Lieber Ernst!
Konstanz, 16.6.40
Gerade als ich Dir schreiben wollte, kam ein Telegramm an
Dich, daß Du Dich in Lille zu melden hast. Ich habe es zu Dir schicken lassen.
Ob Du da nun gleich fort mußt?
Ich bin ja sehr gespannt. Schreibe mir nur gleich. Was wirst
Du dort machen müssen? Du kommst auch nicht zur Ruhe, immer geht es woanders
hin.
Heute früh kam ein Schreiben vom Ev. Pfarramt. Es sind 9,24
zu zahlen. Die Zusammenstellung habe ich Dir abgeschrieben. Das Original, was
schließlich 9 Mk gekostet hat, wollte ich nicht schicken, andererseits wird es
Dich aber doch interessieren. Es ist doch nicht gerade zu teuer. Ich schicke
das Geld gleich morgen weg.
Was wirst Du dazu sagen, daß Du dort fort mußt? Ob es Dir so
recht sein wird. Du wirst mir‘s ja schreiben. Meine Gedanken kreisen jetzt dauernd um Dich und das Telegramm. Es ist einfach schrecklich, so dazusitzen
und nicht zu wissen, was jetzt eigentlich los ist.
Lieber Ernst!
Sei nicht böse, aber Wein habe ich noch keinen getrunken.
Nicht aus bösem Willen, sonder weil ich kein Geld mehr hatte. Ich wollte Dir
doch gern ein paar Photografien schicken, da ist das Geld drauf gegangen.
Jetzt habe ich ja wieder Geld, aber, offen gestanden, gar
keine Lust dazu. Muß es wirklich unbedingt sein? Ich fühle mich gesundheitlich
wirklich sehr wohl und habe auch keine Schmerzen.
Es ist heute kein Wetter zum spazieren gehen, es regnet
immer mal wieder.
Heute früh haben wir uns die Wochenschau angesehen, die
werden immer gewaltiger.
Lieber Ernst! 17.6.40
Eben kam Dein Koffer
mit Deinen Sachen. Ich vermisse dabei Deinen Regenmantel. Hast Du ihn noch
dort? Vielen Dank auch für die Käse. Der Briefträger sagte, es käme sicher noch
Post, mal sehen, ob es was von Dir ist.
Der Schlüssel von Kurt hat doch an den Koffer gepaßt. Nun kam noch ein Brief von Dir vom 13.6. wir
haben alle gejubelt. Das ist doch jedes Mal ein Fest.

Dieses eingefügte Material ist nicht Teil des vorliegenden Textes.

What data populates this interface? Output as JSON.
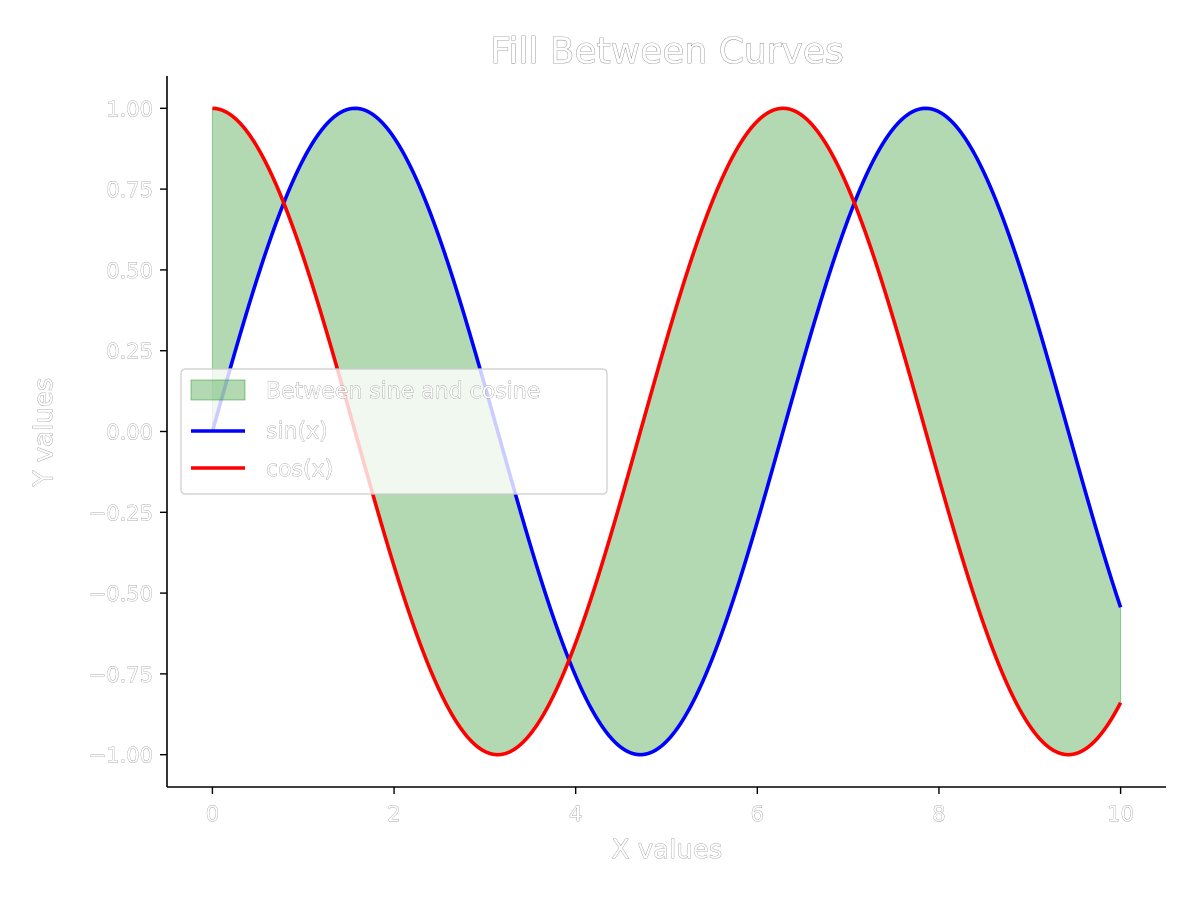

Es freut mich, daß Du Dich auch über unsere Briefe freust,
wir denken doch immer mit großer Liebe an Dich. Das ist recht, daß Du Dich bei
dem Ausgang mal ein bißchen erholt hast.
Wie viele Stunden habt Ihr Ausgang?
Wenn wir hier die Soldaten spazieren gehen sehen, müssen wir
immer an Dich denken. Bis jetzt habe
ich die Päckchen von Dir noch nicht erhalten. Sie werden schon noch kommen. Nur
Geduld. Ich habe zur Kenntnis genommen, daß Du die Kommisgewohnheit in Bezug
auf Putzen der Sachen und Stiefel zu hause nicht beibehalten willst. Ich bin
direkt beruhigt, denn ich hatte schon so groooooße Angst, daß Du mir eines
meiner Privilegien streitig machst. Ich
tue es ja so gern für Dich und Du brauchst wirklich keine Angst zu haben, daß
ich Dich‘s zu hause machen ließe. Im Übrigen würdest Du‘s Dir ja auch gar nicht
befehlen lassen, denn so werden sie Deinen Willen doch nicht gedrückt haben.
Ich kann mir´s jedenfalls nicht vorstellen.
Es ist ja recht, wenn die Leute freundlich zu Euch sind. Sie
müssen doch mit der Zeit einsehen, daß wir Deutschen jedem anständig
entgegenkommen. Aber es gibt immer wieder Gehässige.